# Scared of fireplace



## Finnigan (Feb 15, 2015)

I have a 2 year old Vizsla who is now afraid of the fire in our fireplace. He had no problem when he was a puppy, but this year, he shakes and pants, and goes to other rooms as far away from the fire as possible. We've tried ignoring him (not "praising" him for his fear), but he won't relax, even in his bed (safe place). Does anyone have any advice on what to do so that we can get back to enjoying fires again?

Thanks!


----------



## jld640 (Sep 29, 2010)

I would try two things. First, I would start making positive associations with the location of the fireplace. You might try moving either his food bowl or his treat place closer to the fireplace a little bit each day while no fire is burning just to get him back to being comfortable in the vicinity of the fireplace. If that doesn't work in your home, try some games like tug or find-the-toy that take him throughout the room back and forth next to the fireplace and away from the fireplace. Second, after he has become comfortable in the room without a fire burning, I would let the house get a few degrees cooler than usual while taking him for a long, tiring outing. Hopefully he will decide falling asleep next to a nice, warm fire is a good way to end a fun, exhausting day.

Good luck!


----------



## Bob Engelhardt (Feb 14, 2012)

Our first V loved sleeping in front of the fire. Until he was burned by a flying spark. After that he would just quietly leave the room when a fire was started. For the remaining 14 years of his life he avoided a fire. It's remarkable how strongly he was conditioned by that one incident.

Bob


----------



## tknafox2 (Apr 2, 2013)

My Foxy loved the fireplace, couldn't get close enough to it as a pup, but as she got older she din't like the popping and snapping of the embers. I don't know if this reaction was related to her (Valley Fever) illness, or just a mature respect for the loud sound. Since we have had Fergy, it has been to hot, even in winter to light up, so we have no experience to relate to.


----------



## Finnigan (Feb 15, 2015)

Thanks for the advice so far. We've had a few fires this winter, with mixed results. He's not afraid of the fireplace unless there's an active fire. He'll lay in the sun during the day, 3 feet from the source of anxiety the night before. I've been trying to set the fire up (cleaning out old ash, then setting up logs) in small doses before lighting a fire, sometimes hours apart. He seems ok with this. Last night I let him play with the newspapers I was wadding up as kindling, as he loves to shred balled up paper like he's opening a peasant. When I lit the fire, he still played a little, however hesitantly, until the first crackle as the logs caught. The pops from the logs seem to cause him the most panic. I wonder if he's anxious about the flames, the smell, or the pops. Or if this all just adds together?

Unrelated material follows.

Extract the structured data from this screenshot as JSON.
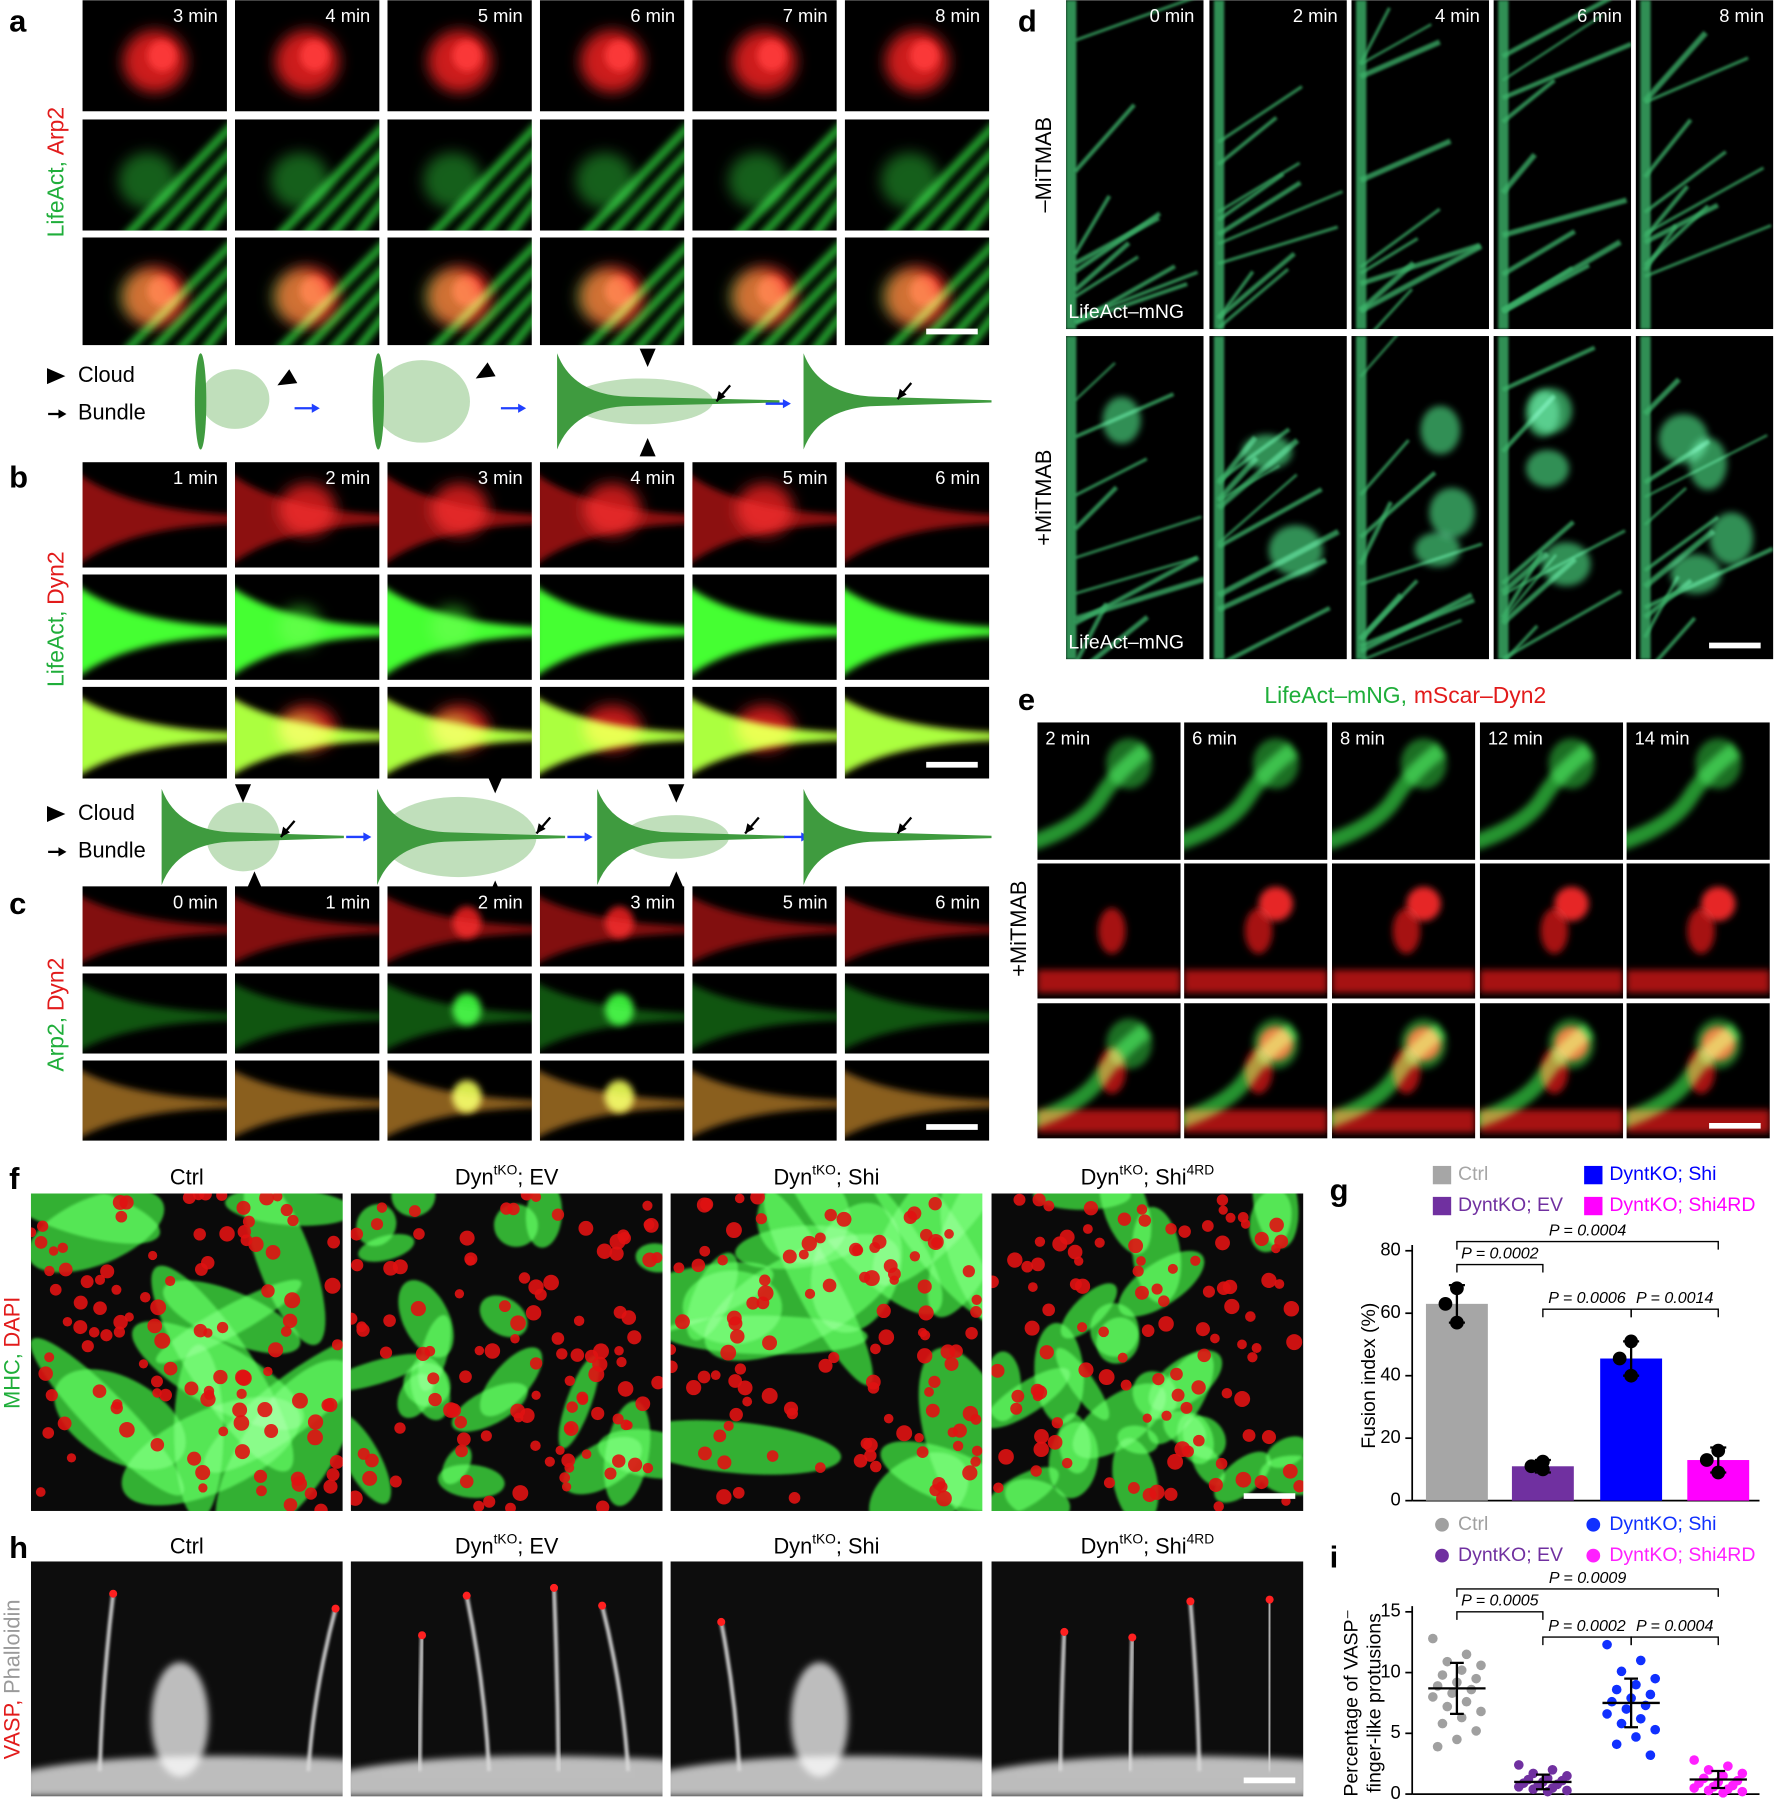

It feels like he's slowly improving, but I also don't want to overdo it. I've read about Vizslas becoming gun shy if they're not introduced properly, and that in that case usually they're "ruined" for hunting. Is it likely that I can condition him enjoy the warm fireplace again, or is he scarred forever?


----------



## einspänner (Sep 8, 2012)

To test the theory that it's the noise you could play youtube videos of yule logs, slowly increasing the volume over a few days or so and see if he reacts. Then if that does seem to be the issue, you could probably recondition him to like or tolerate the noise, by keeping the volume low while treating him for calm or non-reactions.


----------



## Canadian Expy (Feb 27, 2013)

Our guy loves to relax beside our gas fireplace. He lies there with his nose as close to the glass as he can, sprawled out across the floor. However, our woodstove at the cottage is a totally different story. 

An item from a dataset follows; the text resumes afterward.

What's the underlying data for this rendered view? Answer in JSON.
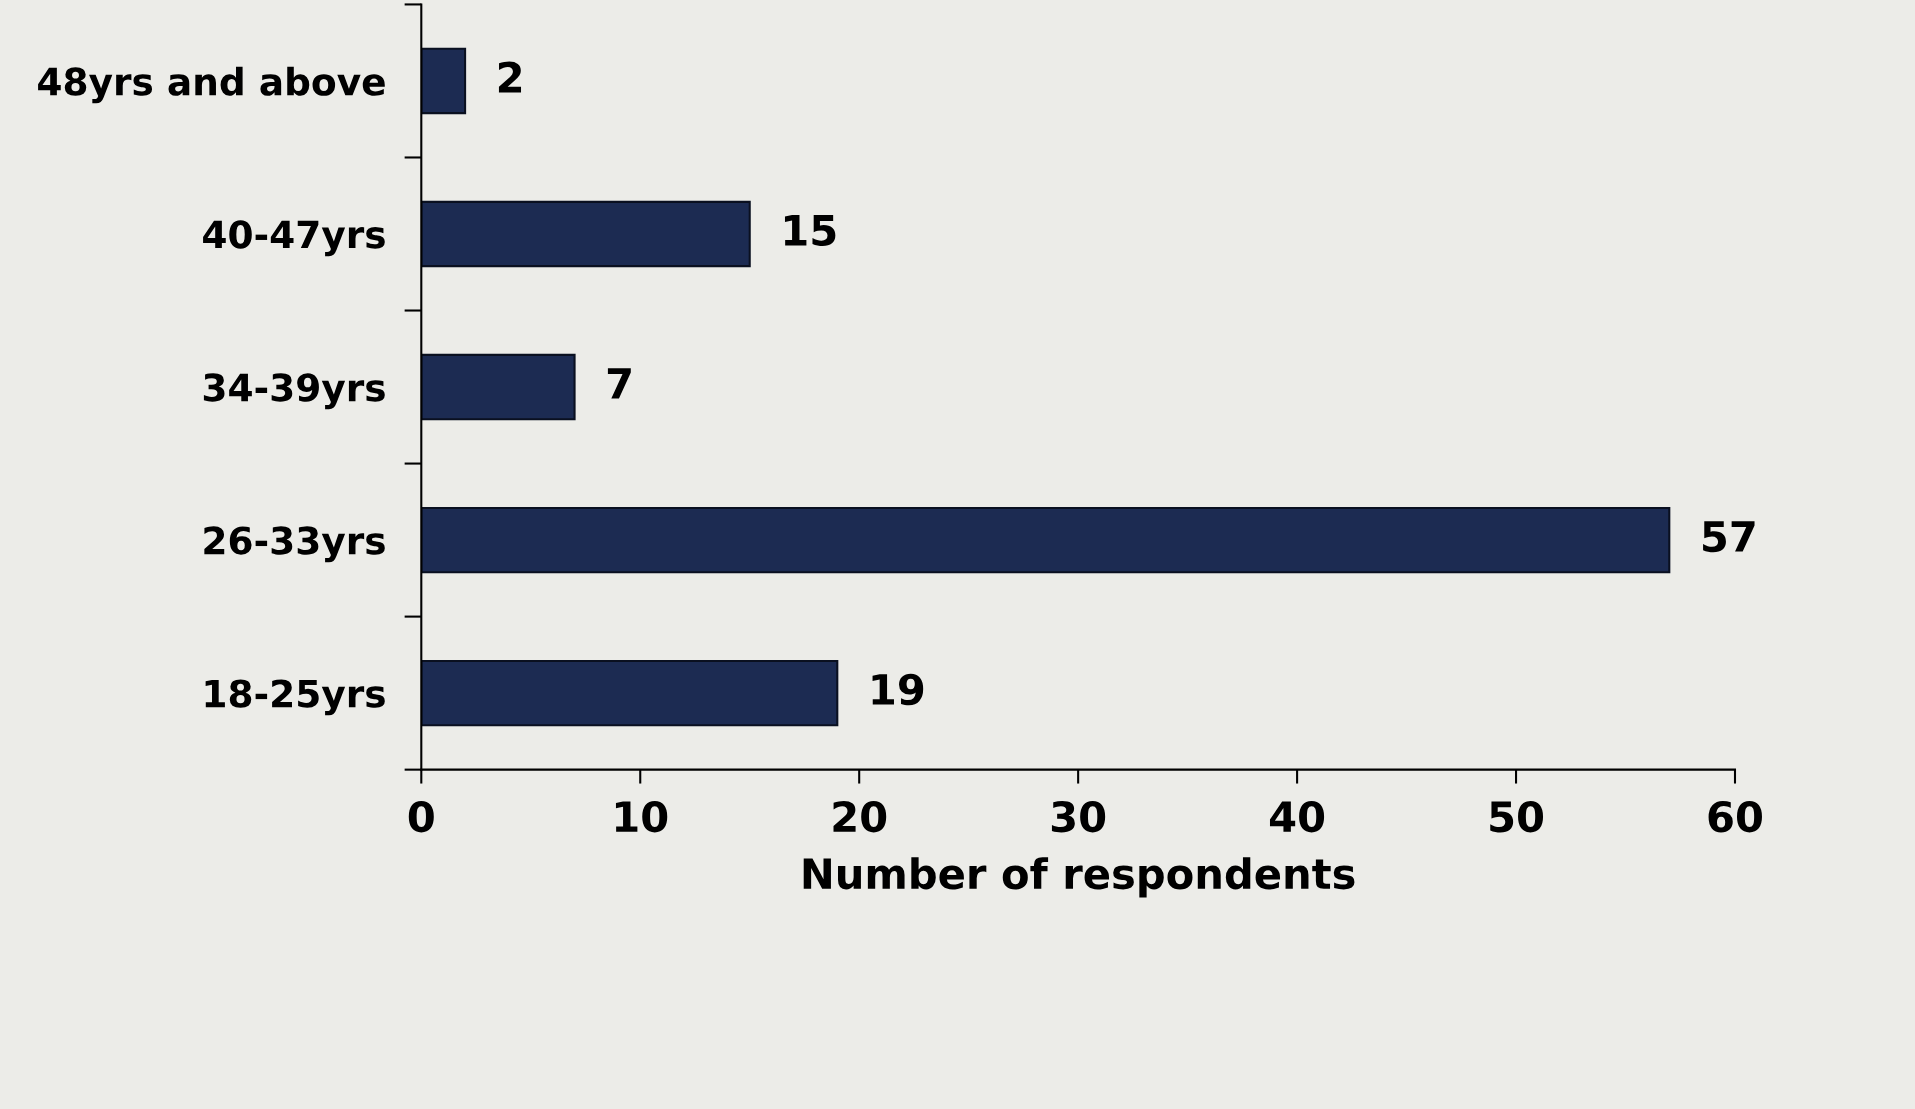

I believe it is the scent of the burning wood. As soon as he smells burning wood he removes himself from the area. We have tested this buy removing a piece of kindling from the fire when he is nearby. As soon as he smells it he leaves and buries his head/nose is someone's lap/armpit/behind their back. If we are camping and light a campfire, he goes to the tent and asks to be put to bed. As a puppy he would jump up on a campchair and sit with us no problem. The crackling doesn't bother him. He has never been burnt/harmed by fires in the past. Our guy is also 2, and now it is like he has figured out that the smell of fire = danger. 

All dogs are different, but you could test with a burning stick to see how he reacts to it to determine if it is a scent issue with yours as well.


----------



## Bob Engelhardt (Feb 14, 2012)

I have 2 things to suggest: 
1st - try a really small fire. Just kindling, no logs. These shouldn't pop and should be all-round less alarming. If that's OK, gradually build up to full scale. Use distractions in front of the fire - toys, food, wadded paper.

2 - not all fire wood pops. It all crackles, but our fires seldom pop. We burn well dried maple, oak, ash.

Bob


----------